The potential cost impact of CVT is likely to vary depending on alternative modalities and methods of service delivery. In the present study, conducted in the context of the unique geographic realities of the state of Hawaii, the alternative to CVT involved the clinician traveling to deliver care in-person; therefore, CVT was clearly more cost reducing relative to the alternative in-person delivery modality. The remoteness of rural clinics was not merely a result of distance between VA clinics (which ranged up to 220 miles), but also by the fact that the Hawaiian Islands are separated by the ocean, which means that air travel is required to get from one island to another in a reasonably efficient manner. Despite the unique geography of the Hawaiian Islands, the current findings should still be relevant to many rural areas of the United States and other countries where vast distances separate patients from traditional healthcare services.

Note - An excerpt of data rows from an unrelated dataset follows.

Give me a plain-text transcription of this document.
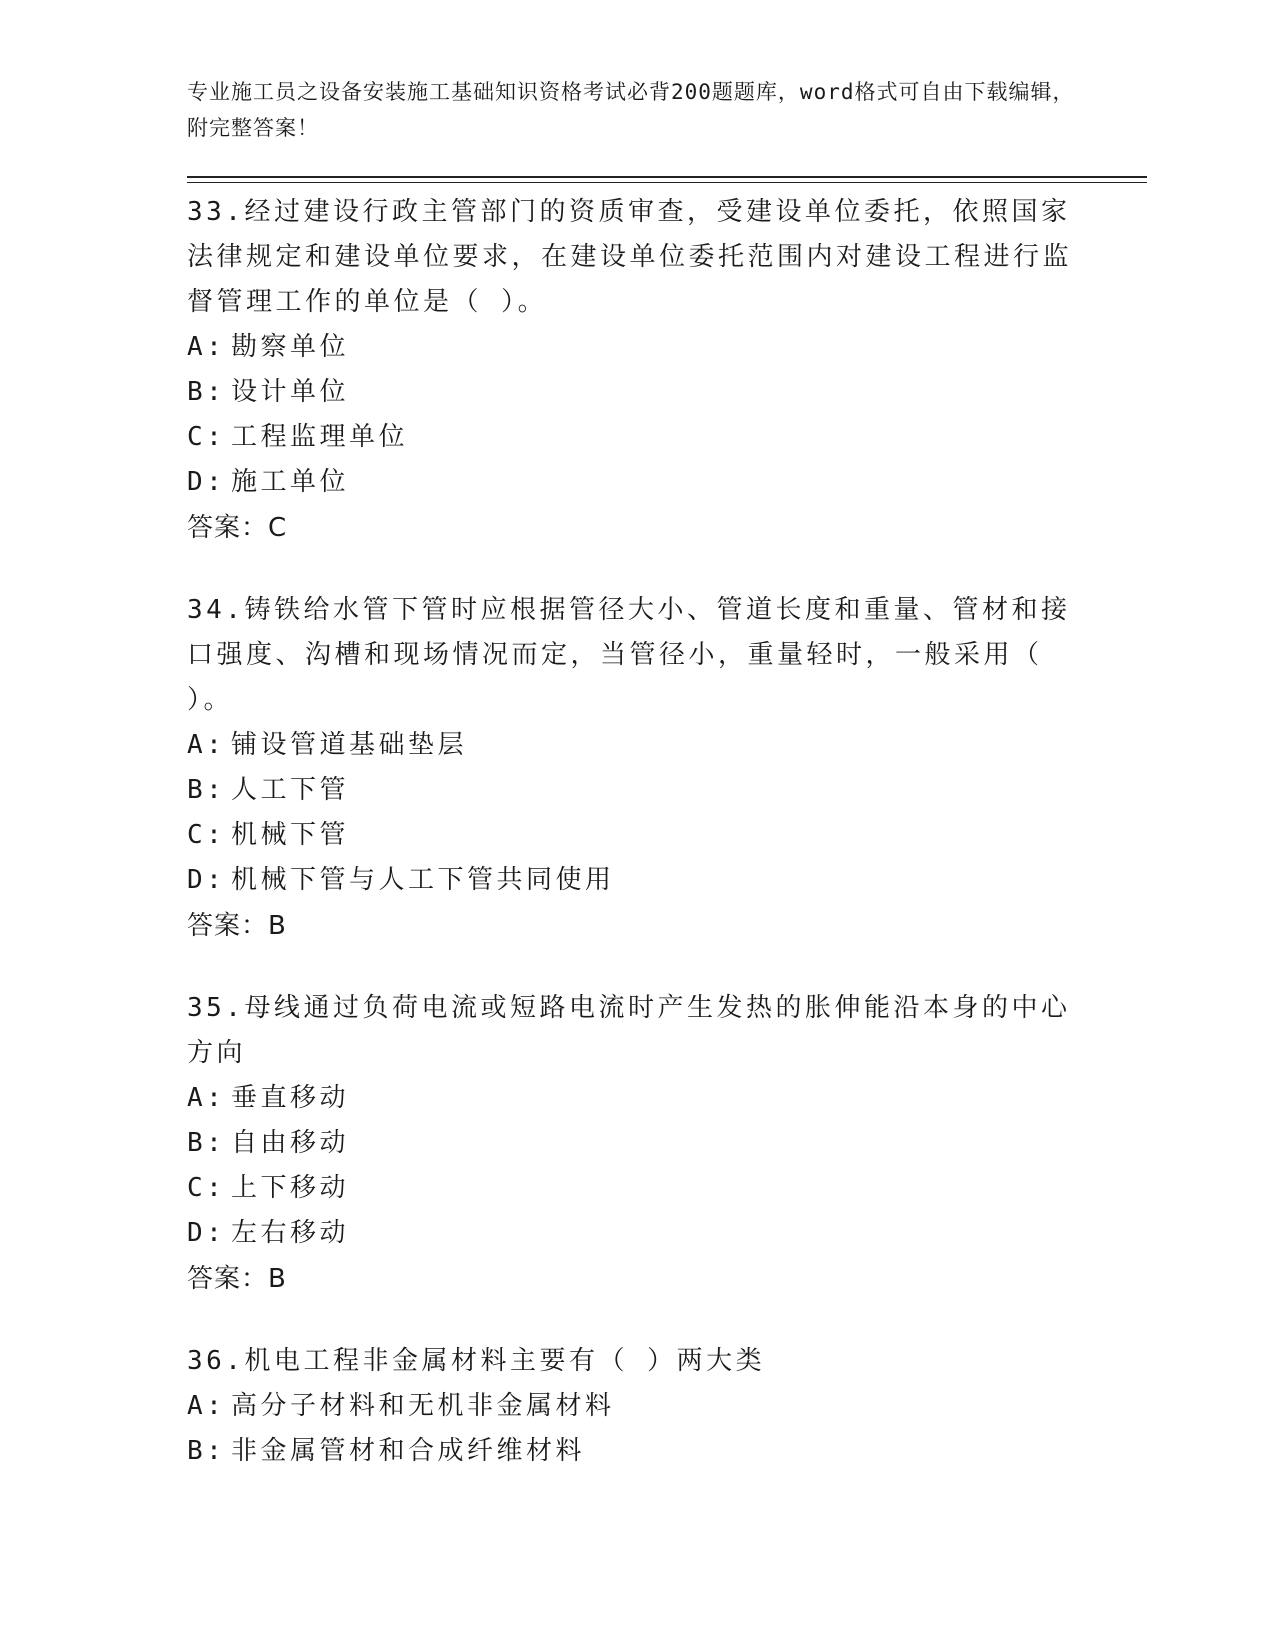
专业施工员之设备安装施工基础知识资格考试必背200题题库，word格式可自由下载编辑，附完整答案！

33.经过建设行政主管部门的资质审查，受建设单位委托，依照国家法律规定和建设单位要求，在建设单位委托范围内对建设工程进行监督管理工作的单位是（ ）。

A: 勘察单位

B: 设计单位

C: 工程监理单位

D: 施工单位

答案：C

34.铸铁给水管下管时应根据管径大小、管道长度和重量、管材和接口强度、沟槽和现场情况而定，当管径小，重量轻时，一般采用（ ）。

A: 铺设管道基础垫层

B: 人工下管

C: 机械下管

D: 机械下管与人工下管共同使用

答案：B

35.母线通过负荷电流或短路电流时产生发热的胀伸能沿本身的中心方向

A: 垂直移动

B: 自由移动

C: 上下移动

D: 左右移动

答案：B

36.机电工程非金属材料主要有（ ）两大类

A: 高分子材料和无机非金属材料

B: 非金属管材和合成纤维材料
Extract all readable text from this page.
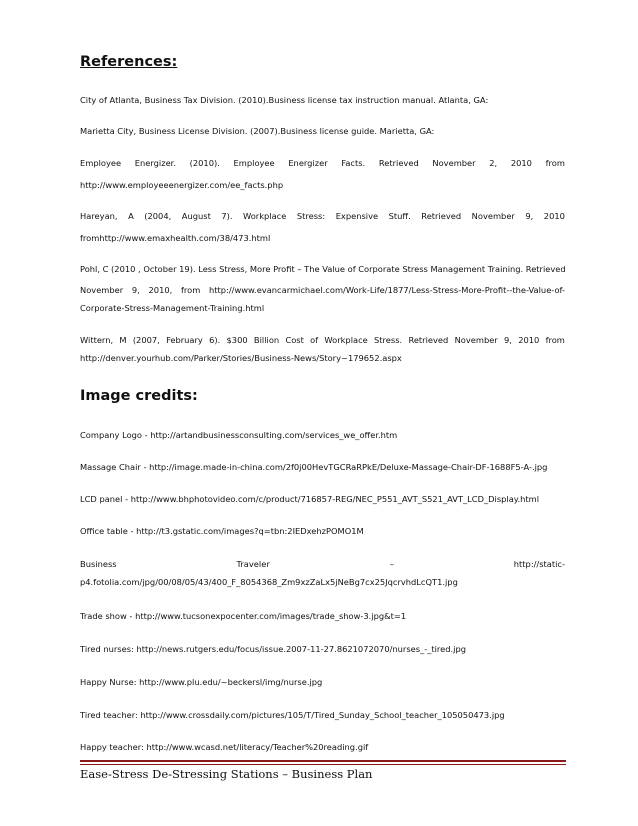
References:

City of Atlanta, Business Tax Division. (2010).Business license tax instruction manual. Atlanta, GA:

Marietta City, Business License Division. (2007).Business license guide. Marietta, GA:

Employee Energizer. (2010). Employee Energizer Facts. Retrieved November 2, 2010 from

http://www.employeeenergizer.com/ee_facts.php

Hareyan, A (2004, August 7). Workplace Stress: Expensive Stuff. Retrieved November 9, 2010

fromhttp://www.emaxhealth.com/38/473.html

Pohl, C (2010 , October 19). Less Stress, More Profit – The Value of Corporate Stress Management Training. Retrieved

November 9, 2010, from http://www.evancarmichael.com/Work-Life/1877/Less-Stress-More-Profit--the-Value-of-

Corporate-Stress-Management-Training.html

Wittern, M (2007, February 6). $300 Billion Cost of Workplace Stress. Retrieved November 9, 2010 from

http://denver.yourhub.com/Parker/Stories/Business-News/Story~179652.aspx

Image credits:

Company Logo - http://artandbusinessconsulting.com/services_we_offer.htm

Massage Chair - http://image.made-in-china.com/2f0j00HevTGCRaRPkE/Deluxe-Massage-Chair-DF-1688F5-A-.jpg

LCD panel - http://www.bhphotovideo.com/c/product/716857-REG/NEC_P551_AVT_S521_AVT_LCD_Display.html

Office table - http://t3.gstatic.com/images?q=tbn:2IEDxehzPOMO1M

Business	Traveler	–	http://static-

p4.fotolia.com/jpg/00/08/05/43/400_F_8054368_Zm9xzZaLx5jNeBg7cx25JqcrvhdLcQT1.jpg

Trade show - http://www.tucsonexpocenter.com/images/trade_show-3.jpg&t=1

Tired nurses: http://news.rutgers.edu/focus/issue.2007-11-27.8621072070/nurses_-_tired.jpg

Happy Nurse: http://www.plu.edu/~beckersl/img/nurse.jpg

Tired teacher: http://www.crossdaily.com/pictures/105/T/Tired_Sunday_School_teacher_105050473.jpg

Happy teacher: http://www.wcasd.net/literacy/Teacher%20reading.gif

Ease-Stress De-Stressing Stations – Business Plan
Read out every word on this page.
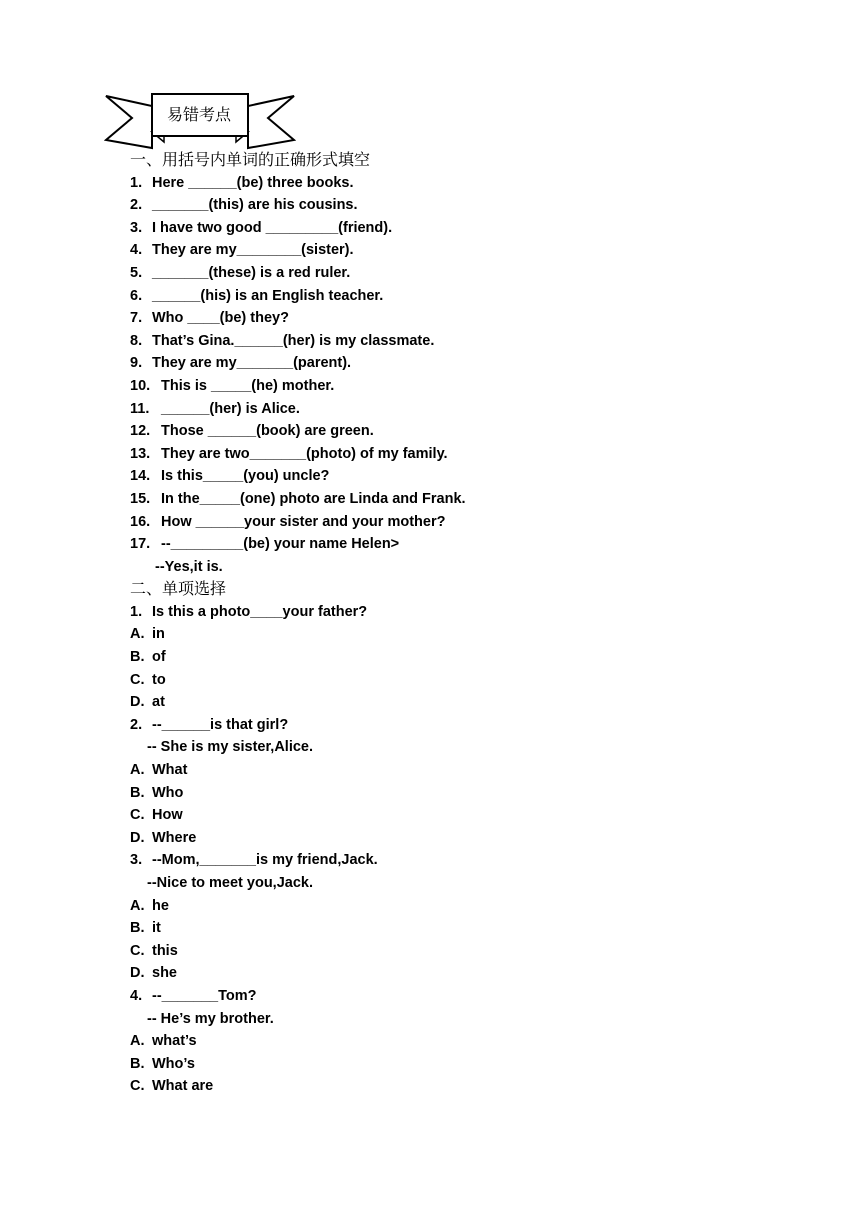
易错考点
一、用括号内单词的正确形式填空
1. Here ______(be) three books.
2. _______(this) are his cousins.
3. I have two good _________(friend).
4. They are my________(sister).
5. _______(these) is a red ruler.
6. ______(his) is an English teacher.
7. Who ____(be) they?
8. That’s Gina.______(her) is my classmate.
9. They are my_______(parent).
10. This is _____(he) mother.
11. ______(her) is Alice.
12. Those ______(book) are green.
13. They are two_______(photo) of my family.
14. Is this_____(you) uncle?
15. In the_____(one) photo are Linda and Frank.
16. How ______your sister and your mother?
17. --_________(be) your name Helen>
--Yes,it is.
二、单项选择
1. Is this a photo____your father?
A. in
B. of
C. to
D. at
2. --______is that girl?
-- She is my sister,Alice.
A. What
B. Who
C. How
D. Where
3. --Mom,_______is my friend,Jack.
--Nice to meet you,Jack.
A. he
B. it
C. this
D. she
4. --_______Tom?
-- He’s my brother.
A. what’s
B. Who’s
C. What are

These findings, while encouraging, leave many important economic questions unanswered. They provide only an estimate of the potential cost-reducing value of telemedicine at the provider level relative to traditional in-person services. They do not tell us anything about larger system costs, especially in the absence of the in-person services provided in this study. At least in the short term, providing greater access to mental health services should actually result in greater use of services as patients access care they had previously been foregoing. On the other hand, in the longer term it is conceivable that a comprehensive healthcare system like the U.S. VA might realize significant cost savings if efficacious mental healthcare successfully improves the overall health of patients and results in lower use of other medical services and benefits. The current analyses are also limited by not including the indirect cost factors at the patient (e.g., quality of life, travel costs, lost wages, time, family burden) or societal (e.g., productivity, lost taxes, early mortality, out-of-network service provider costs, insurance) levels. For all of these reasons, the current study does not represent a full examination of the cost-effectiveness of telemedicine. Additional prospective randomized clinical trials, several of which several are currently under way,5355 are needed to address these limitations. Specific trials would be useful to assess the cost differential of CVT versus in-person psychotherapy in geographic regions where clinicians can drive rather than fly to outlying clinics.

Acknowledgments

This work was partially supported by grant TEL 03-080-3 from the Veterans Affairs Health Services and Development. This work was also supported by the Office of Research and Development, Medical Research Service, Department of Veterans Affairs. L.A.M., Principal Investigator of this study, had full access to all of the data in the study and takes responsibility for the integrity of the data and the accuracy of the data analysis.

Disclosure Statement

The authors have no affiliations with or financial involvement with any organization or entity with a financial interest in or financial conflict with the subject matter or materials discussed in the manuscript.